L’Inde a elle aussi envoyé un avion pour récupérer quelque 300 de ses ressortissants.
Trois personnes évacuées en avion par le Japon ont été testées positives à leur arrivée sur le sol japonais. Deux d’entre elles ne présentaient aucun symptôme, ce qui illustre la difficulté de détecter le nouveau coronavirus.
La Corée du Sud a annoncé que 18 des 350 ressortissants rapatriés de Wuhan ont été hospitalisés après avoir montré des symptômes suspects.
D’autres pays — Italie, Allemagne, Canada ou encore Bangladesh — planifient également leurs propres opérations.
A Wuhan, qui garde des allures de ville fantôme, la circulation des véhicules non essentiels est interdite, les hôpitaux restent débordés et des milliers d’étrangers demeurent sans certitude de pouvoir partir.
« Notre plus grande préoccupation est la possibilité que le virus se propage dans des pays dont les systèmes de santé sont plus faibles », s’est alarmé jeudi le directeur de l’OMS Tedros Adhanom Ghebreyesus.

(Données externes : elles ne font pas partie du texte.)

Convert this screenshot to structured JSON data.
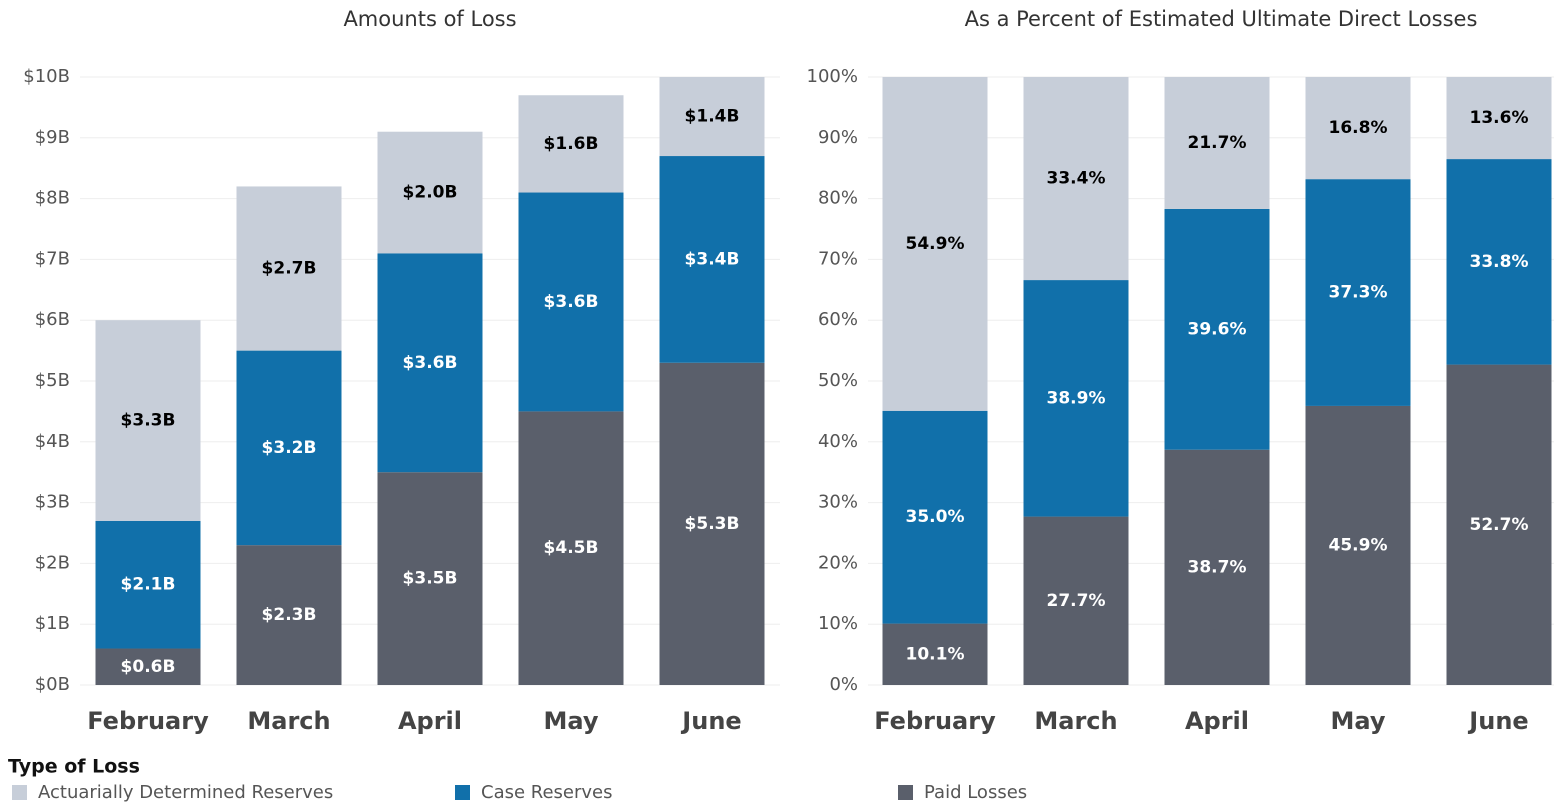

De nombreux pays ne sont pas prêts à faire face à l’épidémie, avertit également le Conseil de supervision de la préparation globale (GPMB), organe de contrôle international basé à Genève.
Barrages sauvages
D’autant que des transmissions interhumaines se multiplient hors de Chine, en Allemagne, au Japon, aux Etats-Unis ou en France.
Aux Etats-Unis, le mari d’une sexagénaire ayant contracté le virus en Chine a été contaminé à son tour, portant le nombre de cas à six au total.
En France, un sixième cas d’infection a été annoncé: un médecin contaminé par une personne rentrée en Chine.
En Italie, aucun cas n’a été finalement détecté parmi les 7.000 passagers d’un navire de croisière confinés à bord jeudi. Mais le pays a ensuite déclaré deux cas, ceux de deux touristes chinois, et proclamé l’état d’urgence.
A travers la Chine, où les congés du Nouvel an lunaire sont prolongés jusqu’au 2 février, les habitants effrayés désertent commerces et restaurants, tandis que des villages se barricadent derrière des barrages sauvages.
Les personnes originaires de Wuhan se heurtent partout à la suspicion, tandis qu’à l’étranger, les communautés chinoises font part d’une recrudescence d’attitudes discriminatoires à leur encontre.
L’impact de l’épidémie sur l’économie mondiale dépendra notamment de sa durée, a par ailleurs averti le Fonds monétaire international, alors que beaucoup d’entreprises et usines chinoises resteront fermées jusqu’au 9 février au moins.